With area of 3,500m², the museum is a path over three floors. On the main level, accessed from the main path ascending to the sanctuary, are the reception hall and a room of permanent exhibition. On the lower level are a hall and access to permanent and temporary exhibitions, library and documentation area (which will consolidate the museum as a reference center for Brazilian baroque) and to the administrative section. There is also an open-air amphitheater.
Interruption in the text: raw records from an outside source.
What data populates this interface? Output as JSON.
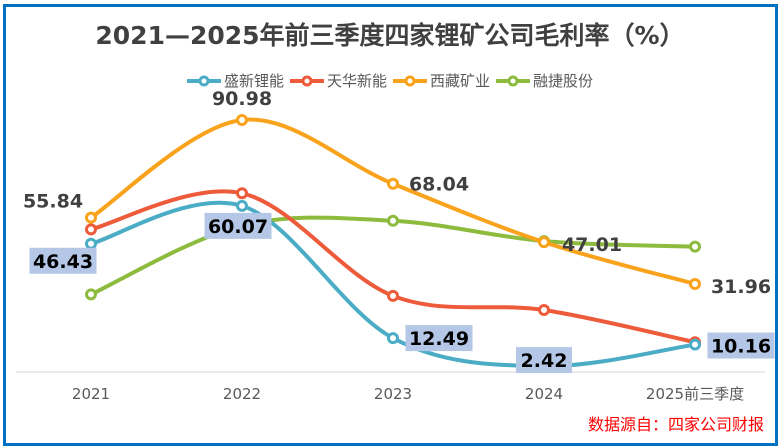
{
  "chart_data": {
    "type": "line",
    "title": "2021—2025年前三季度四家锂矿公司毛利率（%）",
    "categories": [
      "2021",
      "2022",
      "2023",
      "2024",
      "2025前三季度"
    ],
    "xlabel": "",
    "ylabel": "",
    "ylim": [
      0,
      100
    ],
    "grid": false,
    "smooth": true,
    "legend_position": "top",
    "series": [
      {
        "name": "盛新锂能",
        "color": "#4BACC6",
        "values": [
          46.43,
          60.07,
          12.49,
          2.42,
          10.16
        ],
        "labels": [
          "46.43",
          "60.07",
          "12.49",
          "2.42",
          "10.16"
        ],
        "label_style": "boxed"
      },
      {
        "name": "天华新能",
        "color": "#ED5B3A",
        "values": [
          51.6,
          64.6,
          27.7,
          22.6,
          11.0
        ],
        "labels": [
          null,
          null,
          null,
          null,
          null
        ],
        "label_style": "none"
      },
      {
        "name": "西藏矿业",
        "color": "#F9A21B",
        "values": [
          55.84,
          90.98,
          68.04,
          47.01,
          31.96
        ],
        "labels": [
          "55.84",
          "90.98",
          "68.04",
          "47.01",
          "31.96"
        ],
        "label_style": "plain"
      },
      {
        "name": "融捷股份",
        "color": "#8DBB3E",
        "values": [
          28.2,
          53.0,
          54.7,
          47.4,
          45.4
        ],
        "labels": [
          null,
          null,
          null,
          null,
          null
        ],
        "label_style": "none"
      }
    ]
  },
  "source_note": "数据源自：四家公司财报"
}
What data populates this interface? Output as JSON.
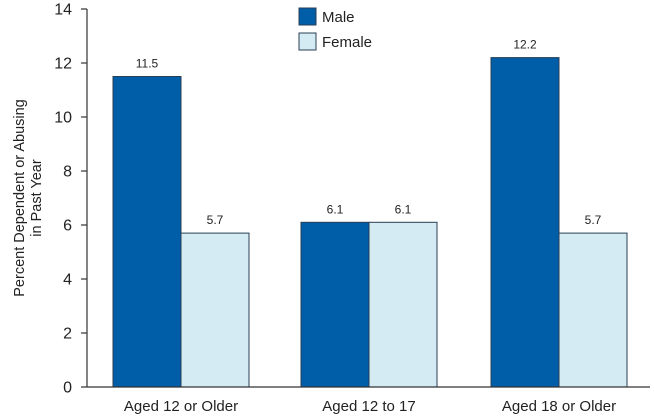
{
  "chart_data": {
    "type": "bar",
    "title": "",
    "xlabel": "",
    "ylabel": "Percent Dependent or Abusing in Past Year",
    "ylabel_lines": [
      "Percent Dependent or Abusing",
      "in Past Year"
    ],
    "categories": [
      "Aged 12 or Older",
      "Aged 12 to 17",
      "Aged 18 or Older"
    ],
    "series": [
      {
        "name": "Male",
        "values": [
          11.5,
          6.1,
          12.2
        ],
        "labels": [
          "11.5",
          "6.1",
          "12.2"
        ],
        "color": "#005da8"
      },
      {
        "name": "Female",
        "values": [
          5.7,
          6.1,
          5.7
        ],
        "labels": [
          "5.7",
          "6.1",
          "5.7"
        ],
        "color": "#d5ebf3"
      }
    ],
    "ylim": [
      0,
      14
    ],
    "yticks": [
      0,
      2,
      4,
      6,
      8,
      10,
      12,
      14
    ],
    "grid": false,
    "legend": "top-center"
  }
}
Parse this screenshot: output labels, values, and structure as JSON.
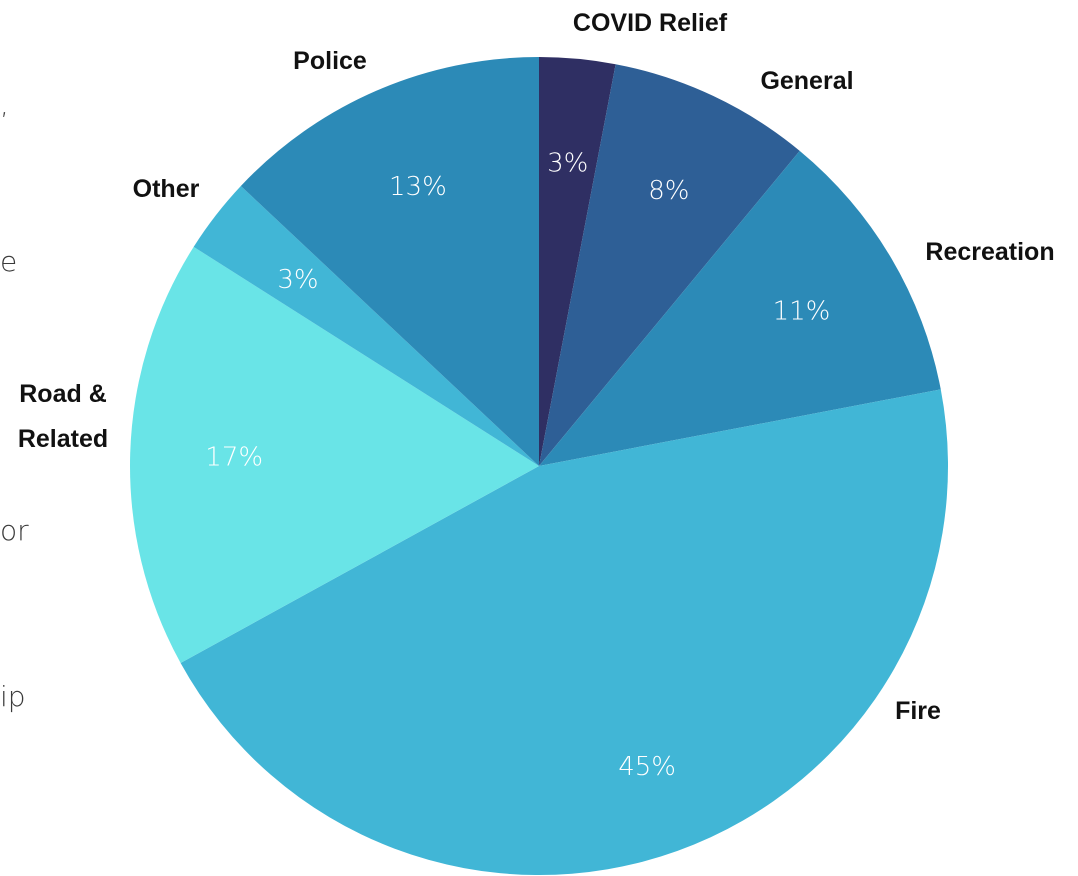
{
  "chart_data": {
    "type": "pie",
    "start_angle_deg": 0,
    "direction": "clockwise",
    "slices": [
      {
        "label": "COVID Relief",
        "value": 3,
        "value_label": "3%",
        "color": "#2f2f63"
      },
      {
        "label": "General",
        "value": 8,
        "value_label": "8%",
        "color": "#2e5f96"
      },
      {
        "label": "Recreation",
        "value": 11,
        "value_label": "11%",
        "color": "#2c8ab7"
      },
      {
        "label": "Fire",
        "value": 45,
        "value_label": "45%",
        "color": "#41b6d6"
      },
      {
        "label": "Road & Related",
        "label_lines": [
          "Road &",
          "Related"
        ],
        "value": 17,
        "value_label": "17%",
        "color": "#69e4e7"
      },
      {
        "label": "Other",
        "value": 3,
        "value_label": "3%",
        "color": "#41b6d6"
      },
      {
        "label": "Police",
        "value": 13,
        "value_label": "13%",
        "color": "#2c8ab7"
      }
    ]
  },
  "left_edge_text": [
    ",",
    "e",
    "or",
    "ip"
  ]
}
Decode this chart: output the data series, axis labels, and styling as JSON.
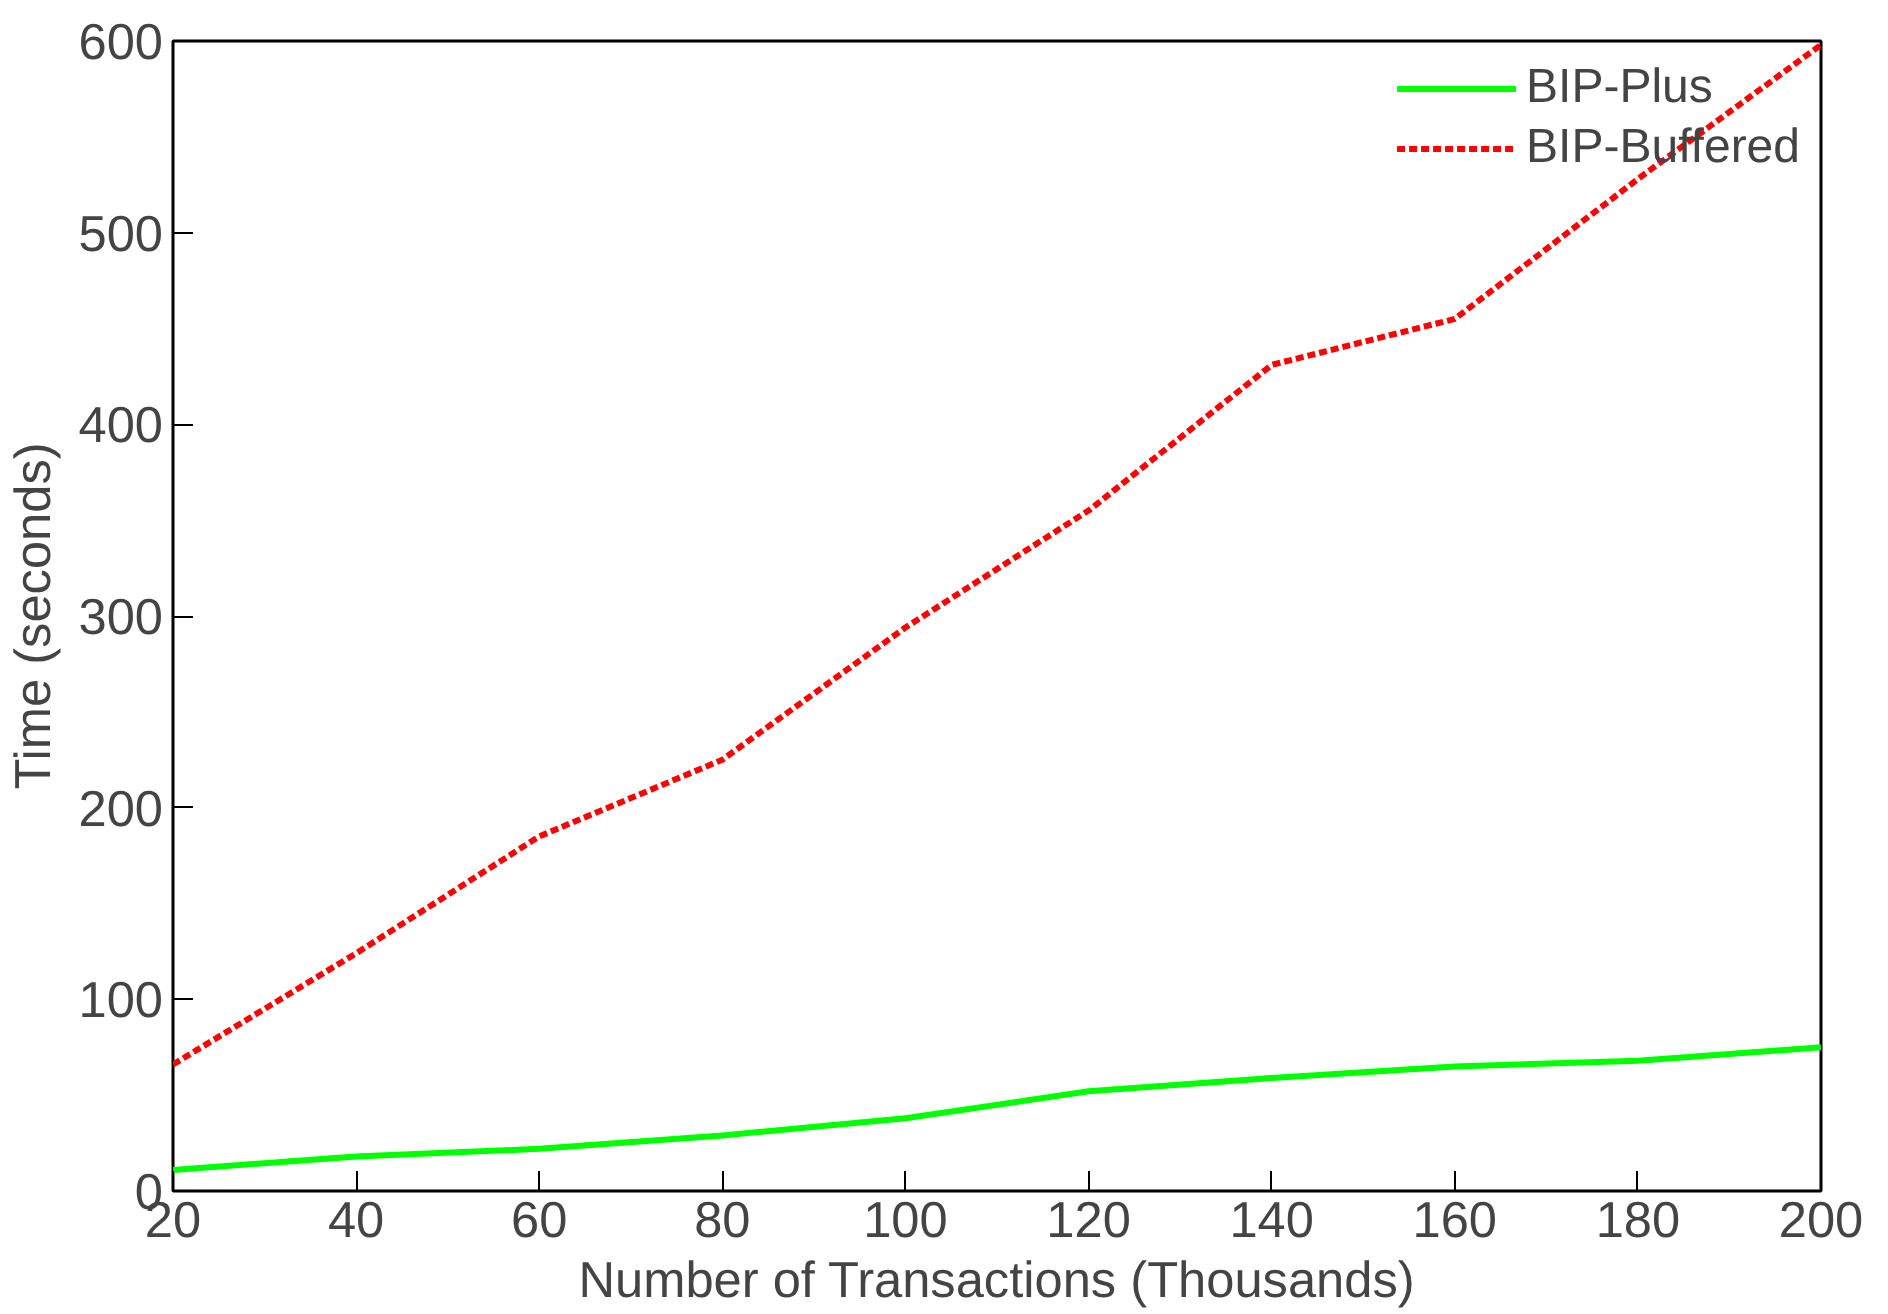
{
  "chart_data": {
    "type": "line",
    "xlabel": "Number of Transactions (Thousands)",
    "ylabel": "Time (seconds)",
    "x": [
      20,
      40,
      60,
      80,
      100,
      120,
      140,
      160,
      180,
      200
    ],
    "series": [
      {
        "name": "BIP-Plus",
        "color": "#00ff00",
        "line_style": "solid",
        "values": [
          11,
          18,
          22,
          29,
          38,
          52,
          59,
          65,
          68,
          75
        ]
      },
      {
        "name": "BIP-Buffered",
        "color": "#ff0000",
        "line_style": "dashed",
        "values": [
          66,
          124,
          185,
          225,
          294,
          355,
          431,
          455,
          528,
          598
        ]
      }
    ],
    "xlim": [
      20,
      200
    ],
    "xticks": [
      20,
      40,
      60,
      80,
      100,
      120,
      140,
      160,
      180,
      200
    ],
    "ylim": [
      0,
      600
    ],
    "yticks": [
      0,
      100,
      200,
      300,
      400,
      500,
      600
    ],
    "grid": false,
    "legend": "top right",
    "marker": "none"
  }
}
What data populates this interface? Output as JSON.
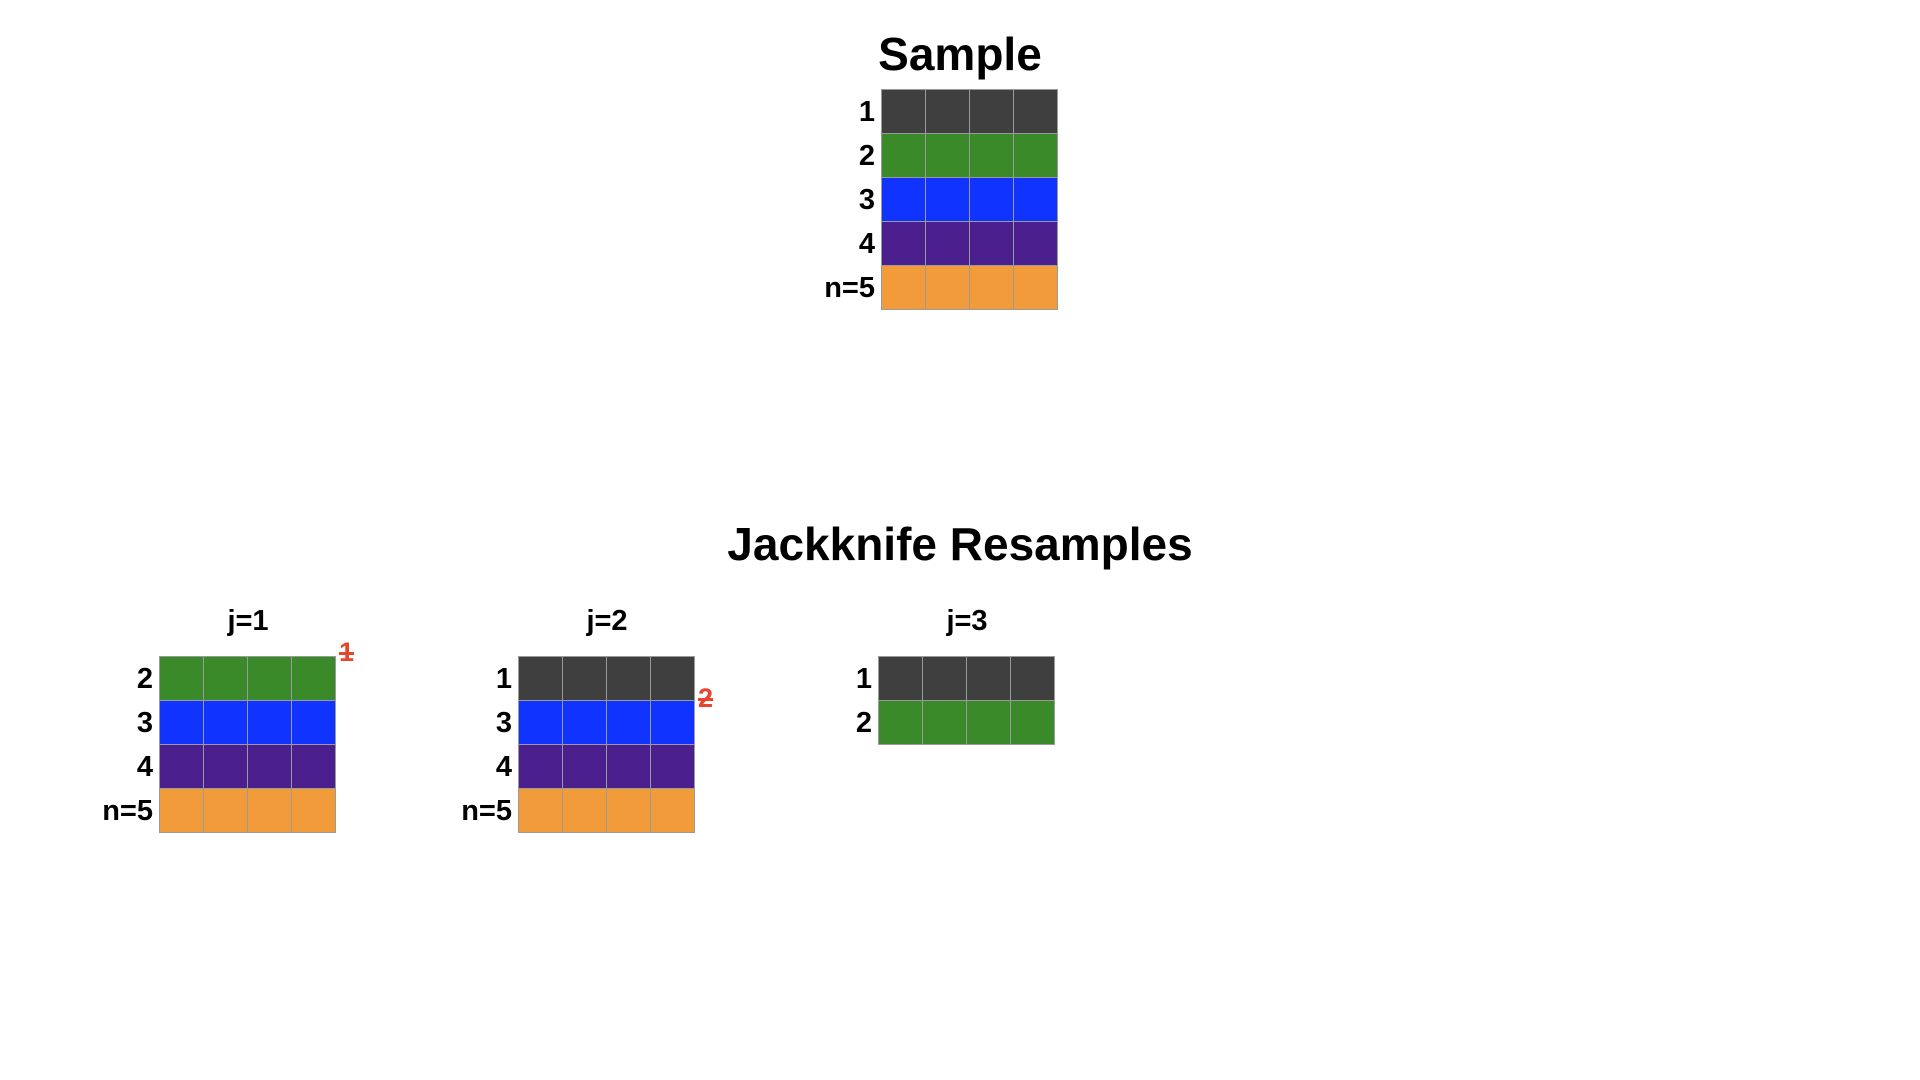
{
  "sample": {
    "title": "Sample",
    "rows": [
      {
        "label": "1",
        "color": "#3f3f3f"
      },
      {
        "label": "2",
        "color": "#3a8a2a"
      },
      {
        "label": "3",
        "color": "#1133ff"
      },
      {
        "label": "4",
        "color": "#4c1f8e"
      },
      {
        "label": "n=5",
        "color": "#f19b3a"
      }
    ]
  },
  "resamples": {
    "title": "Jackknife Resamples",
    "removed_color": "#e8452f",
    "panels": [
      {
        "label": "j=1",
        "removed": "1",
        "rows": [
          {
            "label": "2",
            "color": "#3a8a2a"
          },
          {
            "label": "3",
            "color": "#1133ff"
          },
          {
            "label": "4",
            "color": "#4c1f8e"
          },
          {
            "label": "n=5",
            "color": "#f19b3a"
          }
        ]
      },
      {
        "label": "j=2",
        "removed": "2",
        "rows": [
          {
            "label": "1",
            "color": "#3f3f3f"
          },
          {
            "label": "3",
            "color": "#1133ff"
          },
          {
            "label": "4",
            "color": "#4c1f8e"
          },
          {
            "label": "n=5",
            "color": "#f19b3a"
          }
        ]
      },
      {
        "label": "j=3",
        "removed": "",
        "rows": [
          {
            "label": "1",
            "color": "#3f3f3f"
          },
          {
            "label": "2",
            "color": "#3a8a2a"
          }
        ]
      }
    ]
  }
}
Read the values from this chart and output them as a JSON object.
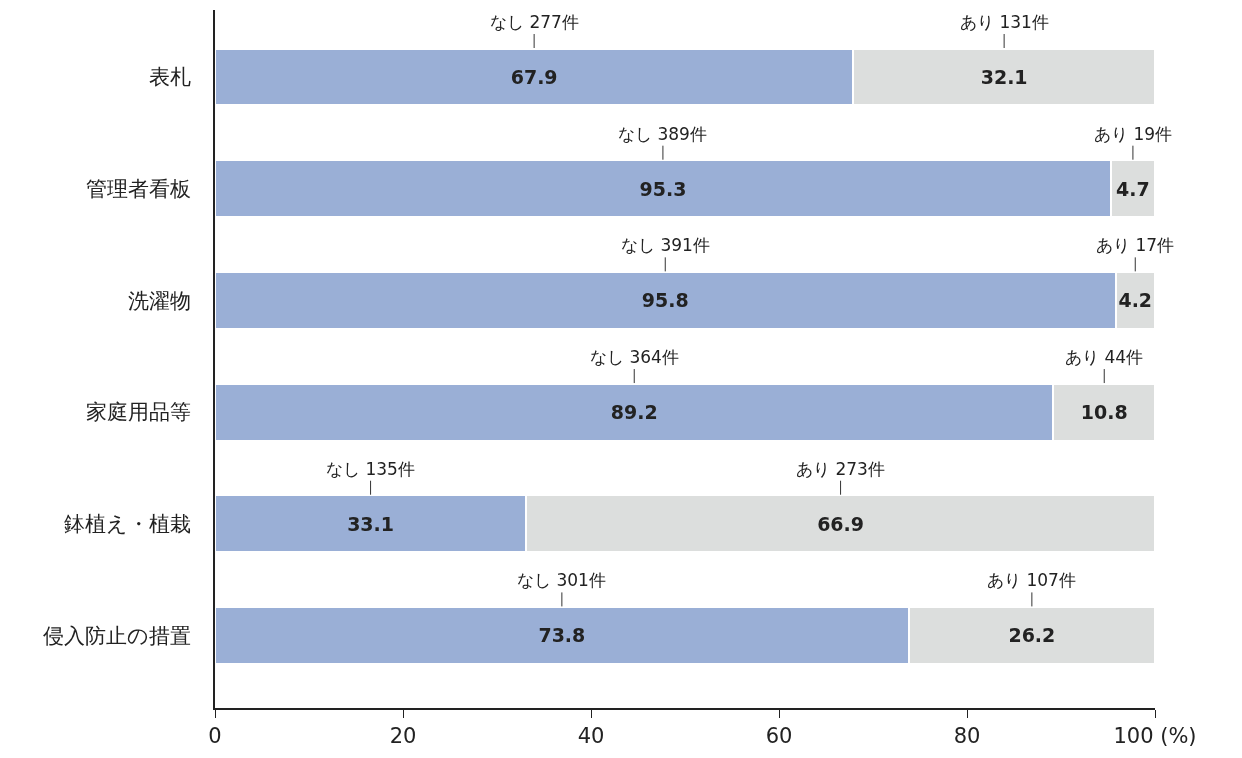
{
  "chart_data": {
    "type": "bar",
    "orientation": "horizontal",
    "stacked": true,
    "data_labels": true,
    "categories": [
      "表札",
      "管理者看板",
      "洗濯物",
      "家庭用品等",
      "鉢植え・植栽",
      "侵入防止の措置"
    ],
    "series": [
      {
        "name": null,
        "color": "#9aafd6",
        "values": [
          67.9,
          95.3,
          95.8,
          89.2,
          33.1,
          73.8
        ]
      },
      {
        "name": null,
        "color": "#dcdedd",
        "values": [
          32.1,
          4.7,
          4.2,
          10.8,
          66.9,
          26.2
        ]
      }
    ],
    "xlim": [
      0,
      100
    ],
    "xticks": [
      0,
      20,
      40,
      60,
      80,
      {
        "value": 100,
        "label": "100 (%)"
      }
    ],
    "annotations": [
      "なし 277件",
      "あり 131件",
      "なし 389件",
      "あり 19件",
      "なし 391件",
      "あり 17件",
      "なし 364件",
      "あり 44件",
      "なし 135件",
      "あり 273件",
      "なし 301件",
      "あり 107件"
    ]
  }
}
On the underground level, is a Reference Center for the Baroque and an atelier for stone-related work. ”Another aspect of extreme importance to me is that this is all side by side with the Twelve Prophets, the masterpiece of Aleijadinho, the biggest artist in the history of all Americas. it’s also there with the six chapels depicting the Passion, which are wonderful. Our design had to be a timeless one, even though it’s also a witness of its own time and is proud to state its poetic value, respect and balance. The architecture feels secure enough to trail the path of kindness, reverence, conscience and respect for the Bom Jesus de Matosinhos Sanctuary,” Penna describes. The interior is of fluid spaces. “Clean, white, clear, not fragmented at all. It’s baroque itself translated by contemporaneity, where there is no rupture but curve, a way to heaven,” Penna explains. The architectural solutions were aimed to offer as mach lighting and flexibility of infrastructure and space so it is possible to come up with any museographic arrangement.